When the clerk of Rowan County, Kentucky, went to jail rather than have to license same-sex marriages, she wasn’t committing civil disobedience — whether you think her action was courageous or bigoted. No, civil disobedience involves an intentional violation of an unjust law. Another name for it is nonviolent resistance: think Martin Luther King or Gandhi.


Kim Davis isn’t doing that; she’s instead declining to fulfill her duty as a government official, even after a judicial order confirming that duty. That’s official disobedience.


That Davis’s action (or inaction) is based on her religious belief is of no moment. She isn’t being ordered to give up her faith under penalty of law. Instead, as a public official, she has to enforce the law or, if she can’t in good faith (literally) do that, resign — at which point she would no longer be in contempt of court or face any other public sanction.

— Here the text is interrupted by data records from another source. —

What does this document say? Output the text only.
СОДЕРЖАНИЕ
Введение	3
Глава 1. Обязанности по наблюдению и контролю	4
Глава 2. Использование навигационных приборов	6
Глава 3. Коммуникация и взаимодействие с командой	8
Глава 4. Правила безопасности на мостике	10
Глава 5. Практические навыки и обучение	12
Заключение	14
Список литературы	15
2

But why is a clerk in a county and state where gay marriage is unpopular bound by a ruling of U.S. Supreme Court? It’s not the Constitution’s Supremacy Clause, whereby state law must yield to (properly enacted) federal law to the contrary. Instead it’s because Justice Kennedy’s majority opinion in Obergefell v. Hodges, while not exactly the apotheosis of legal reasoning, stands for the proposition that state laws denying marriage licenses to same-sex couples violate the Fourteenth Amendment. So it’s not federal law that trumps state law, but individual rights that trump state law.


The Fourteenth Amendment worked a fundamental transformation in our constitutional order: As of its ratification in 1868, Americans can turn to federal courts to enforce infringements of their liberty against the states. And that principle stands whether a state infringes the right to keep and bear arms or the right to equality under the law.

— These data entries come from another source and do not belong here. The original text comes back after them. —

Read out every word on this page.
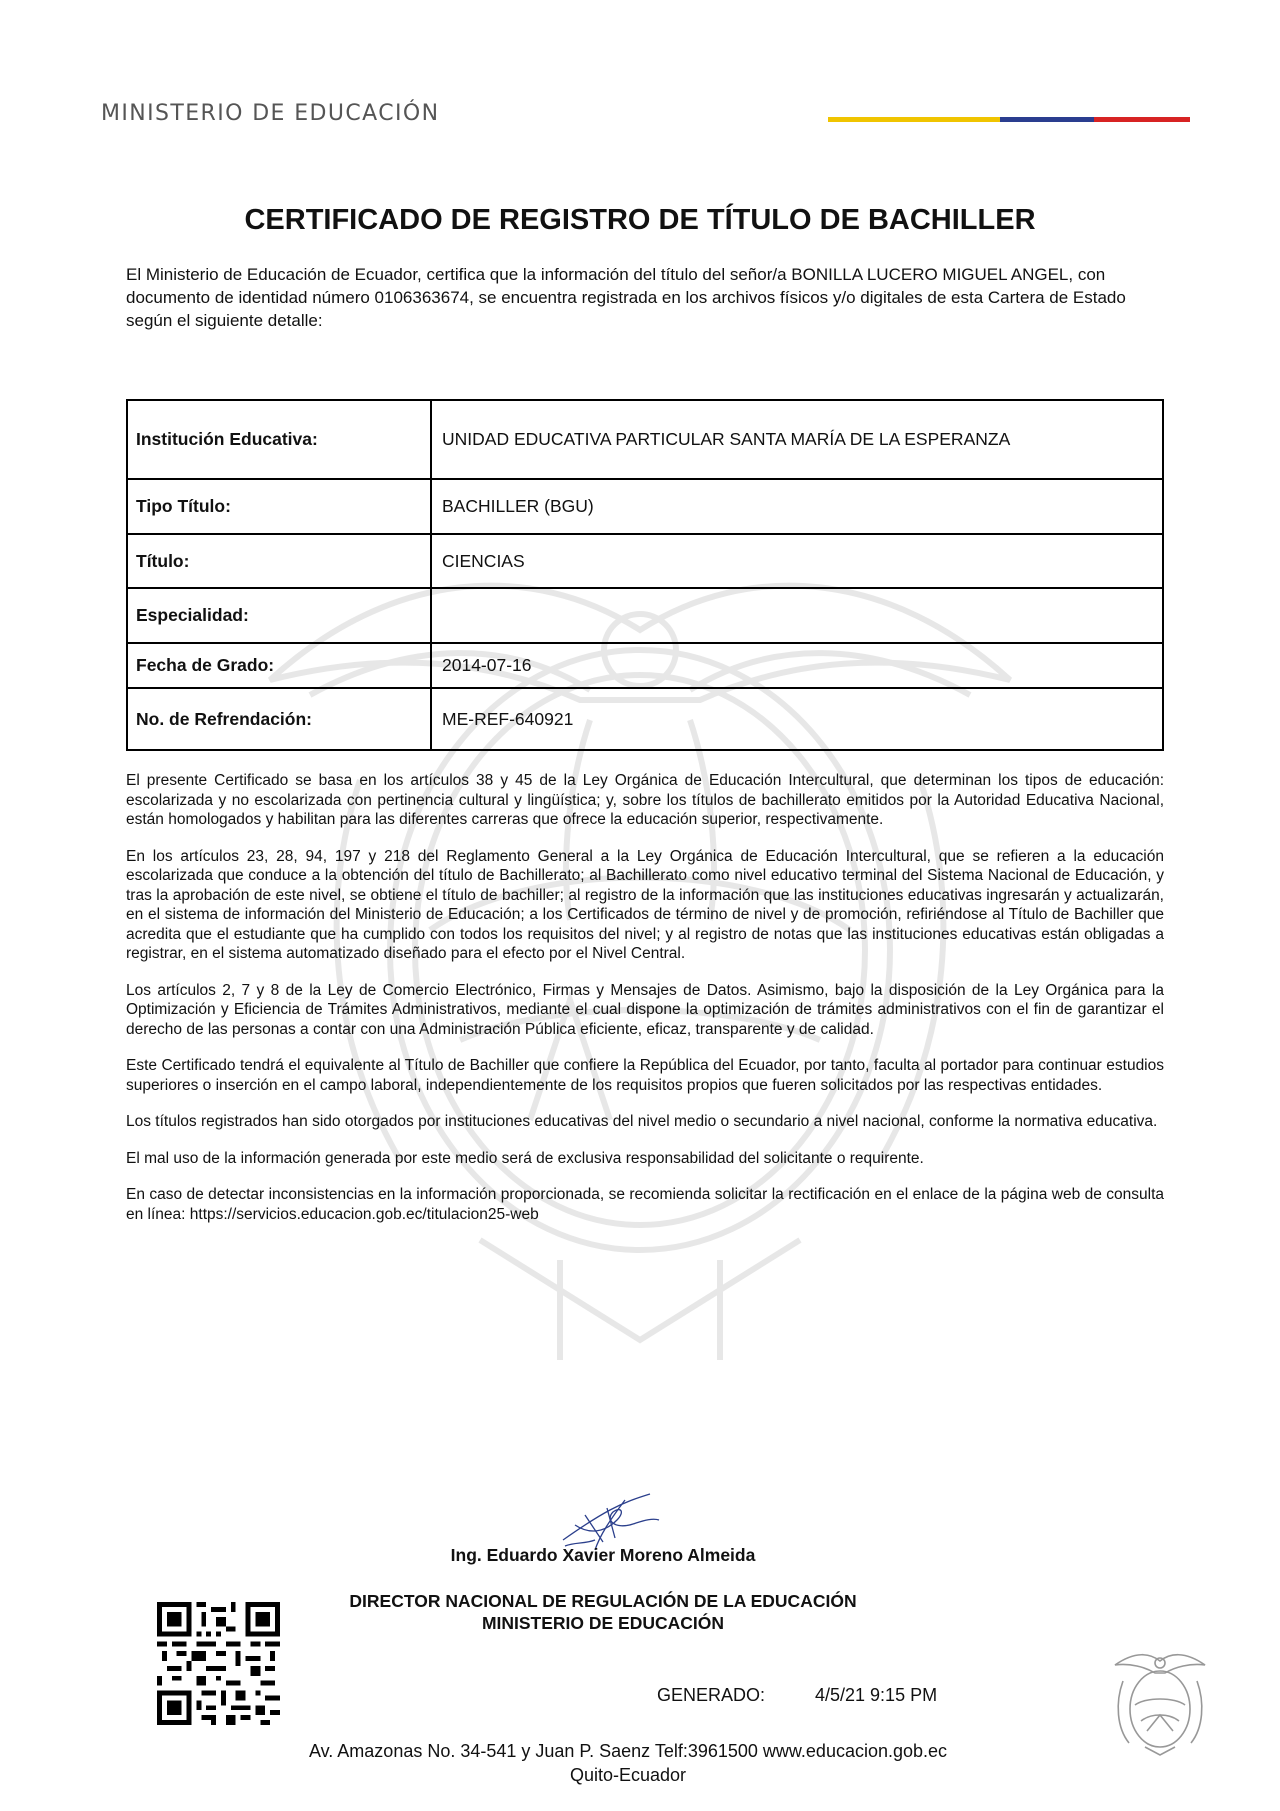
MINISTERIO DE EDUCACIÓN
CERTIFICADO DE REGISTRO DE TÍTULO DE BACHILLER
El Ministerio de Educación de Ecuador, certifica que la información del título del señor/a BONILLA LUCERO MIGUEL ANGEL, con documento de identidad número 0106363674, se encuentra registrada en los archivos físicos y/o digitales de esta Cartera de Estado según el siguiente detalle:
Institución Educativa:	UNIDAD EDUCATIVA PARTICULAR SANTA MARÍA DE LA ESPERANZA
Tipo Título:	BACHILLER (BGU)
Título:	CIENCIAS
Especialidad:	
Fecha de Grado:	2014-07-16
No. de Refrendación:	ME-REF-640921

El presente Certificado se basa en los artículos 38 y 45 de la Ley Orgánica de Educación Intercultural, que determinan los tipos de educación: escolarizada y no escolarizada con pertinencia cultural y lingüística; y, sobre los títulos de bachillerato emitidos por la Autoridad Educativa Nacional, están homologados y habilitan para las diferentes carreras que ofrece la educación superior, respectivamente.

En los artículos 23, 28, 94, 197 y 218 del Reglamento General a la Ley Orgánica de Educación Intercultural, que se refieren a la educación escolarizada que conduce a la obtención del título de Bachillerato; al Bachillerato como nivel educativo terminal del Sistema Nacional de Educación, y tras la aprobación de este nivel, se obtiene el título de bachiller; al registro de la información que las instituciones educativas ingresarán y actualizarán, en el sistema de información del Ministerio de Educación; a los Certificados de término de nivel y de promoción, refiriéndose al Título de Bachiller que acredita que el estudiante que ha cumplido con todos los requisitos del nivel; y al registro de notas que las instituciones educativas están obligadas a registrar, en el sistema automatizado diseñado para el efecto por el Nivel Central.

Los artículos 2, 7 y 8 de la Ley de Comercio Electrónico, Firmas y Mensajes de Datos. Asimismo, bajo la disposición de la Ley Orgánica para la Optimización y Eficiencia de Trámites Administrativos, mediante el cual dispone la optimización de trámites administrativos con el fin de garantizar el derecho de las personas a contar con una Administración Pública eficiente, eficaz, transparente y de calidad.

Este Certificado tendrá el equivalente al Título de Bachiller que confiere la República del Ecuador, por tanto, faculta al portador para continuar estudios superiores o inserción en el campo laboral, independientemente de los requisitos propios que fueren solicitados por las respectivas entidades.

Los títulos registrados han sido otorgados por instituciones educativas del nivel medio o secundario a nivel nacional, conforme la normativa educativa.

El mal uso de la información generada por este medio será de exclusiva responsabilidad del solicitante o requirente.

En caso de detectar inconsistencias en la información proporcionada, se recomienda solicitar la rectificación en el enlace de la página web de consulta en línea: https://servicios.educacion.gob.ec/titulacion25-web

Ing. Eduardo Xavier Moreno Almeida
DIRECTOR NACIONAL DE REGULACIÓN DE LA EDUCACIÓN
MINISTERIO DE EDUCACIÓN
GENERADO:	4/5/21 9:15 PM
Av. Amazonas No. 34-541 y Juan P. Saenz Telf:3961500 www.educacion.gob.ec
Quito-Ecuador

To put a finer point on it, the Fourteenth Amendment says that “No state shall” violate rights to privileges or immunities, due process, and equal protection. That’s a prohibition on public actions, not private ones.

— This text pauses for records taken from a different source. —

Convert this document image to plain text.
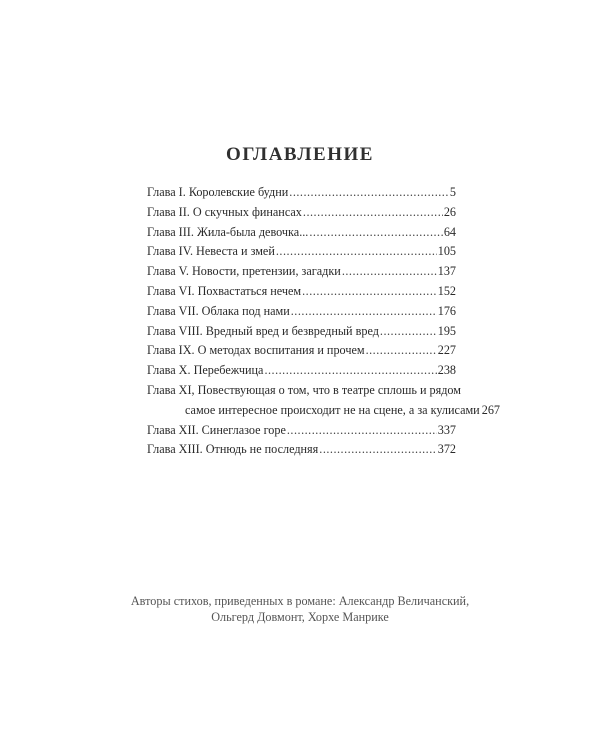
ОГЛАВЛЕНИЕ
Глава I. Королевские будни .....	5
Глава II. О скучных финансах .....	26
Глава III. Жила-была девочка... .....	64
Глава IV. Невеста и змей .....	105
Глава V. Новости, претензии, загадки .....	137
Глава VI. Похвастаться нечем .....	152
Глава VII. Облака под нами .....	176
Глава VIII. Вредный вред и безвредный вред .....	195
Глава IX. О методах воспитания и прочем .....	227
Глава X. Перебежчица .....	238
Глава XI, Повествующая о том, что в театре сплошь и рядом
самое интересное происходит не на сцене, а за кулисами 267
Глава XII. Синеглазое горе .....	337
Глава XIII. Отнюдь не последняя .....	372
Авторы стихов, приведенных в романе: Александр Величанский,
Ольгерд Довмонт, Хорхе Манрике
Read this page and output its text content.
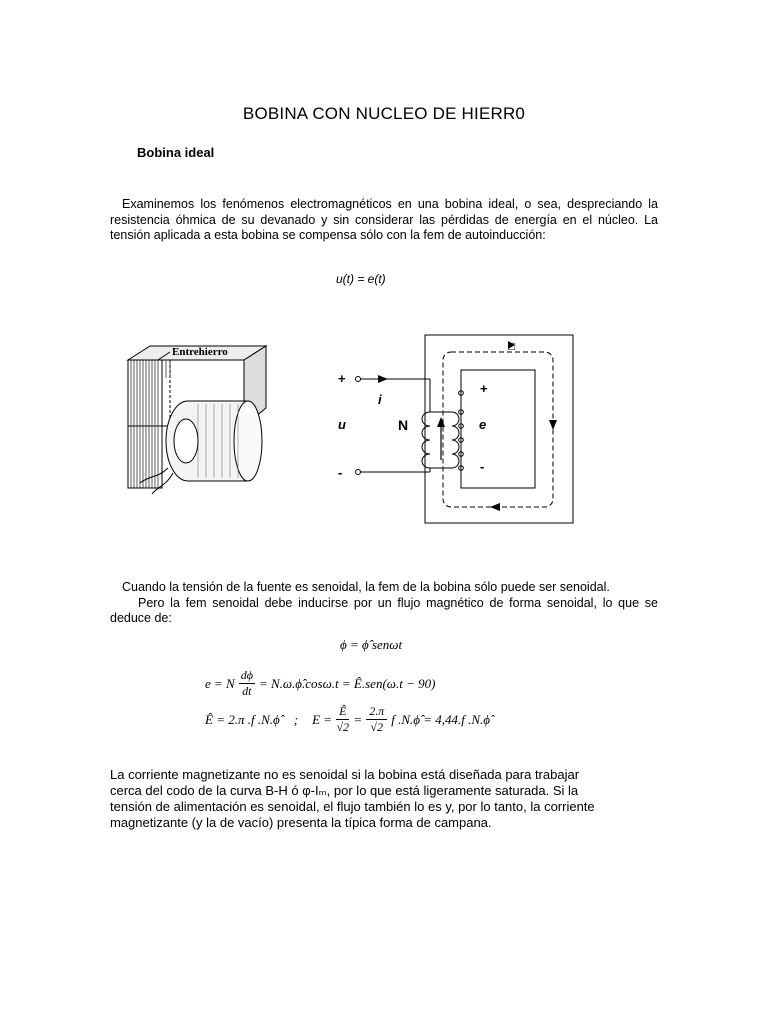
BOBINA CON NUCLEO DE HIERR0
Bobina ideal

Examinemos los fenómenos electromagnéticos en una bobina ideal, o sea, despreciando la resistencia óhmica de su devanado y sin considerar las pérdidas de energía en el núcleo. La tensión aplicada a esta bobina se compensa sólo con la fem de autoinducción:

u(t) = e(t)
Entrehierro	□
+
i
u	N
-
+
e
-

Cuando la tensión de la fuente es senoidal, la fem de la bobina sólo puede ser senoidal.

Pero la fem senoidal debe inducirse por un flujo magnético de forma senoidal, lo que se deduce de:

ϕ = ϕ̂ senωt
e = N $\frac{d\phi}{dt}$ = N.ω.ϕ̂.cosω.t = Ê.sen(ω.t − 90)
Ê = 2.π .f .N.ϕ̂ ; $E = \frac{Ê}{√2} = \frac{2.\pi}{√2}$ f .N.ϕ̂ = 4,44.f .N.ϕ̂

La corriente magnetizante no es senoidal si la bobina está diseñada para trabajar

cerca del codo de la curva B-H ó φ-Iₘ, por lo que está ligeramente saturada. Si la

tensión de alimentación es senoidal, el flujo también lo es y, por lo tanto, la corriente

magnetizante (y la de vacío) presenta la típica forma de campana.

Both progressives and social conservatives miss that public-private distinction.


In other words, states must extend to same-sex couples whatever recognition they do to opposite-sex — though I don’t see a need for government involvement in marriage in the first place — but it’s illegitimate for them to bend the will of people who have religious differences from the prevailing viewpoint. Private citizens should be free to live their lives according to their consciences. Obergefell doesn’t say that everyone now has to support same-sex marriage, just that governments have to provide for it.


That’s where Barronelle Stutzman comes in. She’s the florist in Washington state who was fined for declining to provide arrangements for a same-sex wedding. Or Aaron and Melissa Klein, the bakers in nearby Oregon who were put out of business under similar circumstances. Or Elaine Huguenin, the New Mexico wedding photographer. There are, of course and alas, many more examples. Unlike Kim Davis, these people are indeed being forced to compromise their sincerely held beliefs under penalty of law.


Oh sure, they could “resign” too, and stop running businesses that are typically hired as wedding vendors (which, in theory, could be nearly anyone; I once attended a wedding where an economist gave the homily). But people have a basic right to earn an honest living, as well as to associate (or not) with whomever they choose. 


After all, we’re all born free and equal under the law. While governments must treat everyone equally, individuals should be able to make their own decisions on whom to do business with and how — on religious grounds or otherwise. Those who disagree with those choices can take their custom elsewhere and encourage others to do the same.


On the other hand, nobody has a right to a government job and I doubt it violates any religion to resign a government job (my colleague Walter Olson in jest called such an apocryphal religion “cool,” but given my Soviet background, the mere idea causes me to shudder).


Which doesn’t mean that we should applaud Kim Davis’s tenure behind bars. Frankly, the only colorable criticism I’ve seen of the contempt order is that it would’ve made more sense to fine Davis the amount of her salary — a fitting recompense for failure to do her job and also a lessening of her current martyr status — but Judge Bunning had a point in reasoning that outside groups would’ve simply paid those fines.


This whole episode really shows a failure to adjust to the needs of a pluralistic society, to give the law some “play in the joints” — as Justice Ginsburg has advised in other contexts. North Carolina passed a law allowing clerks to recuse from transactions that violate their consciences and Texas’s attorney general issued a directive along similar lines. If such regimes can work without impeding the orderly processing of official documents or giving the appearance of “separate but equal” (a big if), they may do the constitutional trick. A friend of mine suggested that all wedding bureaus institute a waiting period, so everyone waits the same amount of time while accomodating potential religious objections (including to remarriage after divorce, interfaith marriage, and who knows what else).


None of this is to say that Kim Davis was at all justified. But we shouldn’t equate the legal obligations of public officials with those of private citizens.